A Gathering of Angels
by Mathias G.B. Colwell
Awakening to the sound of screaming feels more like entering a nightmare than leaving one, especially when everything around him is unfamiliar. Stream comes to consciousness in terrifying circumstances with no understanding of the world around him and absolutely no memory of who or what he is.
Accompanied by his newfound companion, the young boy Vesper, Stream, must first reach safety before he can even begin to contemplate what comes next. What follows is an exploratory journey as he discovers his own dark history and powers. As he learns about the world around him, Stream faces an age-old choice between good and evil. But perhaps he’ll opt for a chaotic balance of somewhere in between.
Is Stream a villain or an antihero? He probably doesn’t know himself. The reader will have to decide.
Excerpt
The Chapter One
Awakened
He came into awareness gradually and in confusion, the chill of existence dribbling on his dulled senses like a spattering of fine rain as he shuddered to life.
Did he hear screaming?
“Hey Mister, we have to go. Now.”
Or was that chill he felt actually water? Yes, a stream. Reality struck and his consciousness rebounded in upon himself, body and spirit—or soul, whatever one called it—collided sickeningly like the two ends of a bowstring recoiling together when freed from the stave. His stomach threatened to heave as he stared nauseously at the twilight sky, trying to collect himself. Wisps of smoky cloud, dark grey, almost black, hung low in the air in patches, almost within touching distance.

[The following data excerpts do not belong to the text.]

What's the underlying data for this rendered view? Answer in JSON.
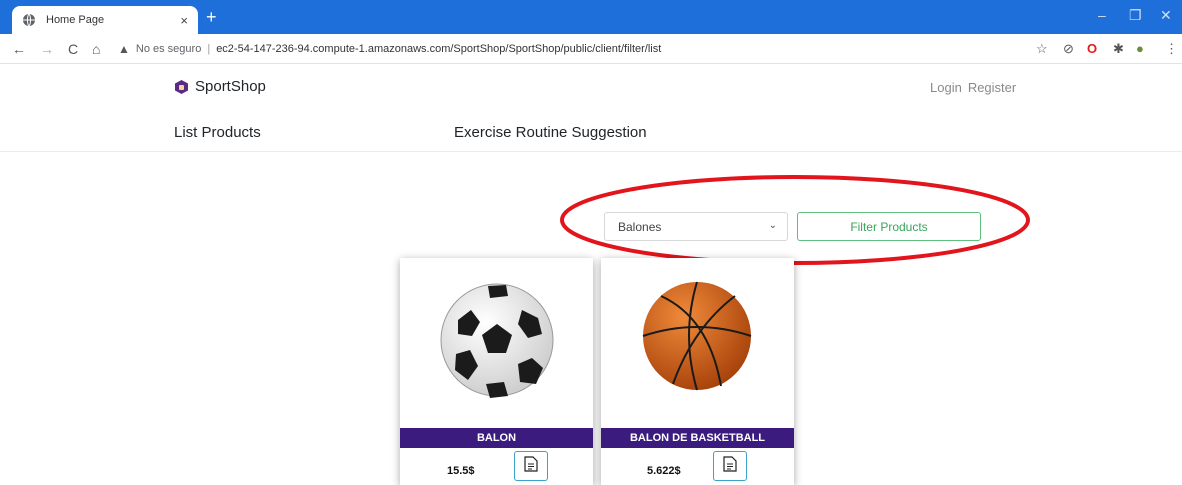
{
  "browser": {
    "tab_title": "Home Page",
    "tab_close": "×",
    "new_tab": "+",
    "window_controls": [
      "–",
      "❐",
      "✕"
    ],
    "nav": {
      "back": "←",
      "forward": "→",
      "reload": "C",
      "home": "⌂"
    },
    "security_warning_icon": "▲",
    "security_text": "No es seguro",
    "separator": "|",
    "url": "ec2-54-147-236-94.compute-1.amazonaws.com/SportShop/SportShop/public/client/filter/list",
    "extensions": [
      "☆",
      "⊘",
      "O",
      "✱",
      "●",
      "⋮"
    ]
  },
  "site": {
    "brand": "SportShop",
    "auth": {
      "login": "Login",
      "register": "Register"
    },
    "nav": {
      "list_products": "List Products",
      "exercise": "Exercise Routine Suggestion"
    }
  },
  "filter": {
    "selected": "Balones",
    "chevron": "⌄",
    "button_label": "Filter Products",
    "highlight_color": "#e2141c"
  },
  "products": [
    {
      "name": "BALON",
      "price": "15.5$",
      "image_icon": "soccer-ball-icon"
    },
    {
      "name": "BALON DE BASKETBALL",
      "price": "5.622$",
      "image_icon": "basketball-icon"
    }
  ],
  "colors": {
    "chrome_blue": "#1e6fd9",
    "card_band": "#3b1c7e",
    "filter_green": "#3aa35d",
    "detail_border": "#3aa3c7"
  }
}
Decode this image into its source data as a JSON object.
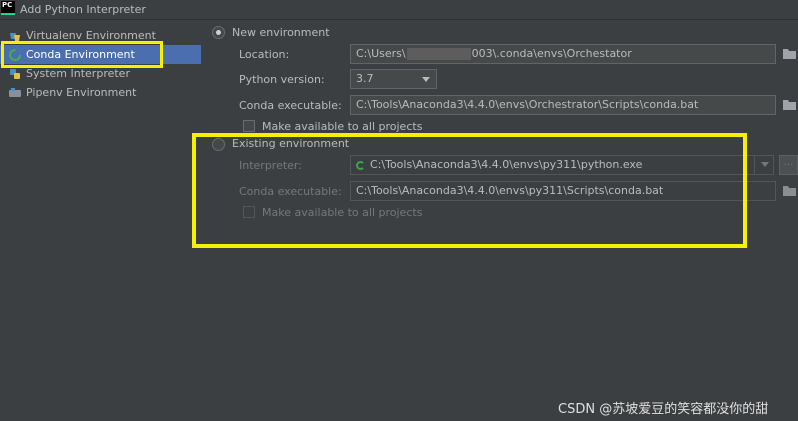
{
  "window": {
    "title": "Add Python Interpreter",
    "app_icon": "PC"
  },
  "sidebar": {
    "items": [
      {
        "label": "Virtualenv Environment",
        "icon": "virtualenv-icon"
      },
      {
        "label": "Conda Environment",
        "icon": "conda-icon",
        "selected": true
      },
      {
        "label": "System Interpreter",
        "icon": "python-icon"
      },
      {
        "label": "Pipenv Environment",
        "icon": "pipenv-icon"
      }
    ]
  },
  "new_env": {
    "radio_label": "New environment",
    "selected": true,
    "location_label": "Location:",
    "location_value_prefix": "C:\\Users\\",
    "location_value_suffix": "003\\.conda\\envs\\Orchestator",
    "python_version_label": "Python version:",
    "python_version_value": "3.7",
    "conda_exec_label": "Conda executable:",
    "conda_exec_value": "C:\\Tools\\Anaconda3\\4.4.0\\envs\\Orchestrator\\Scripts\\conda.bat",
    "make_available_label": "Make available to all projects"
  },
  "existing_env": {
    "radio_label": "Existing environment",
    "selected": false,
    "interpreter_label": "Interpreter:",
    "interpreter_value": "C:\\Tools\\Anaconda3\\4.4.0\\envs\\py311\\python.exe",
    "browse_label": "...",
    "conda_exec_label": "Conda executable:",
    "conda_exec_value": "C:\\Tools\\Anaconda3\\4.4.0\\envs\\py311\\Scripts\\conda.bat",
    "make_available_label": "Make available to all projects"
  },
  "watermark": "CSDN @苏坡爱豆的笑容都没你的甜",
  "colors": {
    "background": "#3c3f41",
    "selection": "#4b6eaf",
    "highlight": "#f5f005",
    "folder": "#a0a4a8"
  }
}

Water rushed over him, cold, mountain water that did more to bring him awake than anything else as he groggily attempted to pull himself to a semblance of uprightness. His attempt failed and he continued laying in the stream. The babbling rapids rushed over his naked body as his head and shoulders propped uncomfortably against a rock, open to the air, allowing the breath he needed as he continued to shiver fully awake.
“Come on!” The voice spoke again with urgency. He looked around for the source.

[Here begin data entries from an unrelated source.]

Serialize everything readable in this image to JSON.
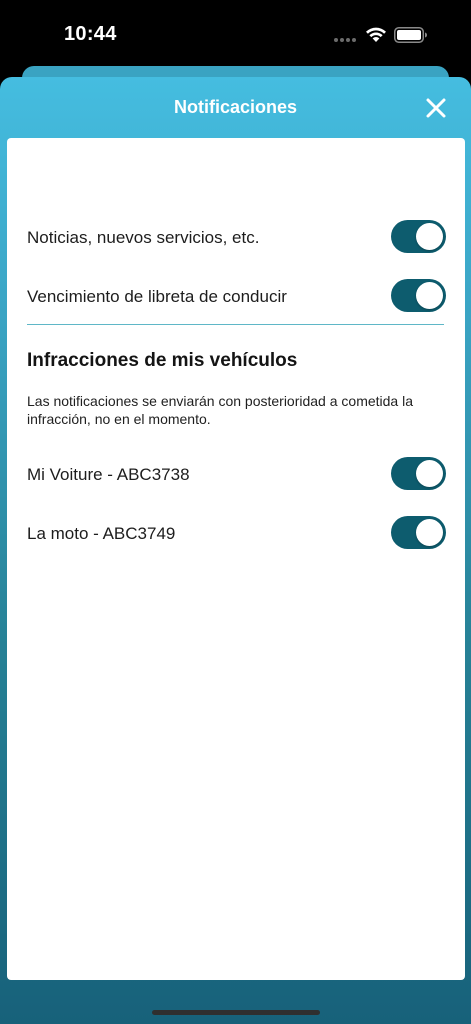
{
  "status_bar": {
    "time": "10:44",
    "icons": [
      "signal-dots-icon",
      "wifi-icon",
      "battery-icon"
    ]
  },
  "sheet": {
    "title": "Notificaciones",
    "close_icon": "close-icon"
  },
  "general_settings": [
    {
      "label": "Noticias, nuevos servicios, etc.",
      "enabled": true
    },
    {
      "label": "Vencimiento de libreta de conducir",
      "enabled": true
    }
  ],
  "vehicles_section": {
    "title": "Infracciones de mis vehículos",
    "note": "Las notificaciones se enviarán con posterioridad a cometida la infracción, no en el momento.",
    "vehicles": [
      {
        "label": "Mi Voiture - ABC3738",
        "enabled": true
      },
      {
        "label": "La moto - ABC3749",
        "enabled": true
      }
    ]
  },
  "colors": {
    "header_gradient_top": "#45bde0",
    "header_gradient_bottom": "#17617a",
    "toggle_on": "#0d5c6e",
    "divider": "#5fb7c7"
  }
}
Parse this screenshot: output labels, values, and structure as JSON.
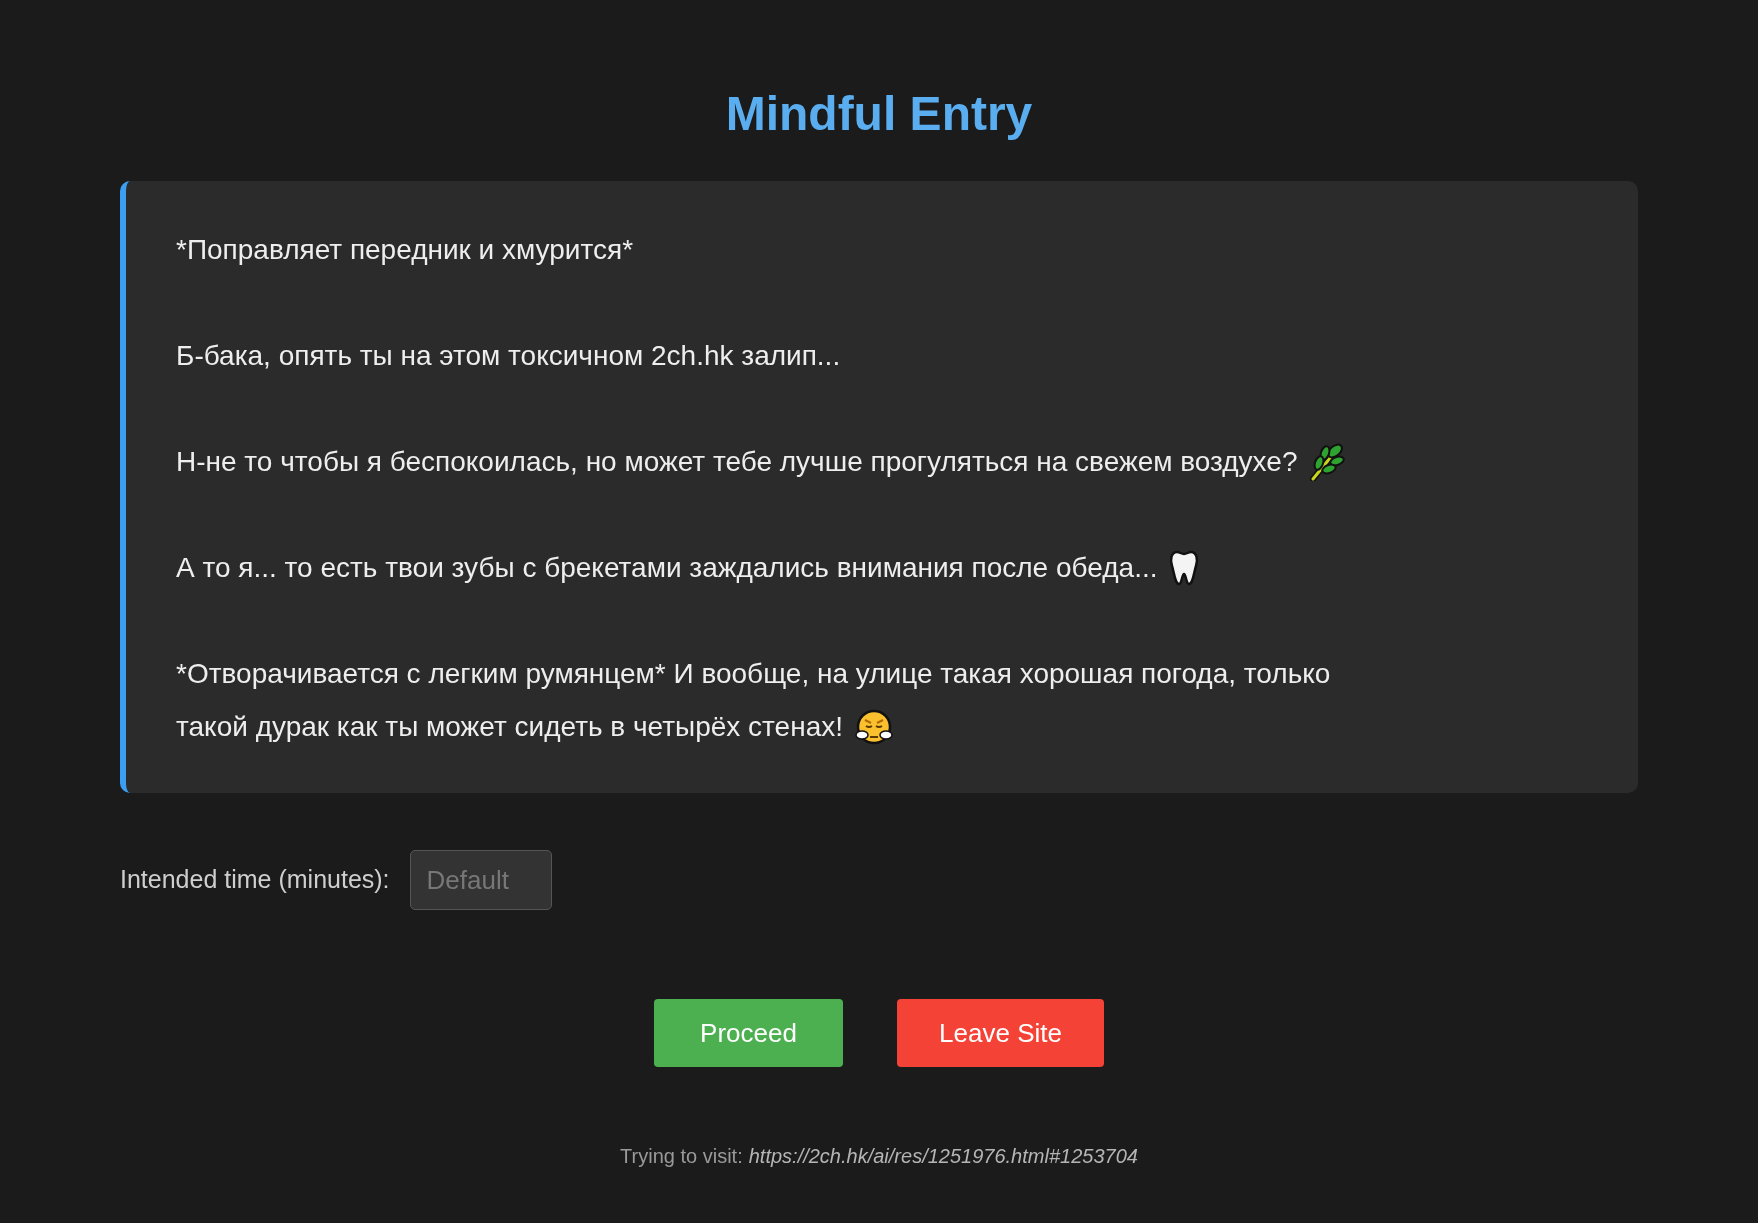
{
  "title": "Mindful Entry",
  "message": {
    "paragraphs": [
      {
        "lines": [
          "*Поправляет передник и хмурится*"
        ]
      },
      {
        "lines": [
          "Б-бака, опять ты на этом токсичном 2ch.hk залип..."
        ]
      },
      {
        "lines": [
          "Н-не то чтобы я беспокоилась, но может тебе лучше прогуляться на свежем воздухе?"
        ]
      },
      {
        "lines": [
          "А то я... то есть твои зубы с брекетами заждались внимания после обеда..."
        ]
      },
      {
        "lines": [
          "*Отворачивается с легким румянцем* И вообще, на улице такая хорошая погода, только",
          "такой дурак как ты может сидеть в четырёх стенах!"
        ]
      }
    ]
  },
  "time_field": {
    "label": "Intended time (minutes):",
    "placeholder": "Default"
  },
  "buttons": [
    {
      "label": "Proceed",
      "kind": "proceed"
    },
    {
      "label": "Leave Site",
      "kind": "leave"
    }
  ],
  "footer": {
    "prefix": "Trying to visit:",
    "url": "https://2ch.hk/ai/res/1251976.html#1253704"
  }
}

Again, a scream pierced the air nearby. This time he had no doubts about what it was. So that was what had awakened him. A terrible, horrified shriek, filled with more dread and loathing than he would have ever imagined possible. Then it cut off ominously mid-screech. That was enough to get him to roll and lurch to first his knees and eventually his feet, hunched over, fingertips of one hand dragging through the biting water as he stumbled onto the bank.

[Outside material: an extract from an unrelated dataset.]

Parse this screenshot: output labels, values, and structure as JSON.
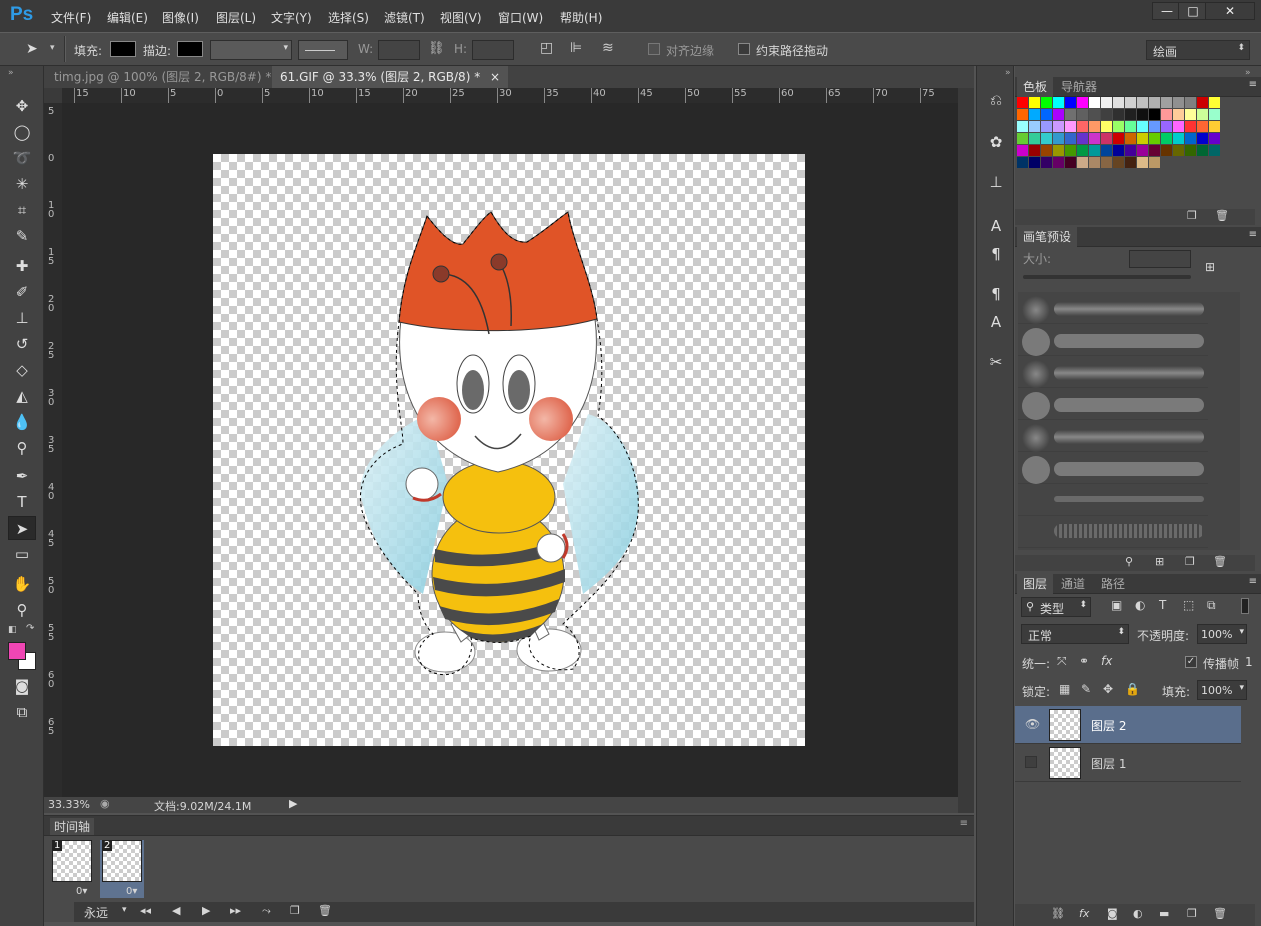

An unearthly cry rebounded across the mountains that jutted around him, unnerving to hear at any time, let alone his state of undress. And without even a weapon to his hand. He shook his head trying to fight clear of the daze in which he found himself. Even as his fingers itched for one, he couldn’t recall if he knew how to use a weapon or not.
“Up here.” The voice called again, more quietly this time, and a small, beckoning hand waved to him from behind some boulders up on the bank. He staggered toward the hand, feet treading uncomfortably on small stones and rough rocks, not yet worn smooth by time in the river.
When he rounded the boulders, grass now soothingly underfoot, he was faced with a boy of maybe ten or eleven summers. The boy couldn’t have been older judging by his size and the fact that his face still carried a little bit of the babyish youthfulness children still possess even as their bodies are beginning to leave it behind.
“Are you alright, Mister? You don’t look too good. Well, it doesn’t matter anyway,” the boy interjected without allowing a response, “we need to run!” Ragged fear flashed across his face, even as he tried to control it. “Can you run?”
When he nodded his response to the boy, the child didn’t wait to hear more, turning and racing lithely up the embankment toward the nearby tree line.
They ran swiftly, fueled by fear. It was difficult to get his body to work properly after being so strangely awakened. His body ached as if it were bruised from a fall, and there was a gnawing emptiness inside of him. His bare feet, scraped from exiting the stream, grew raw as he stepped on everything from fallen pine needles and small branches to the rough patchy soil that they crossed when not traversing the underbrush. The boy never slowed, and it was all he could do to keep up in his current state, and amidst the growing dusk. At first their path led up from the streambed, but quickly it started to drop back downward, causing him to stumble and lose his footing from time to time. He scraped his knees and hands, catching himself as he fell on more than one occasion. The boy never seemed to slow, but he also never seemed to disappear ahead in the darkness.
And all the while the occasional scream pierced the air. Each time a cry sounded in the darkening light, the boy would look up anxiously, flicking a gaze around and above himself, but still the child never stopped. They reached a gully of some kind and descended into it. They scampered on for a few moments, and finally the boy seemed to disappear ahead of him. He rushed onward, terrified by the source of those unknown screams, afraid of the implications of his bruised and naked state, unwilling to lose the one tether he seemed to have to safety at the moment. The boy.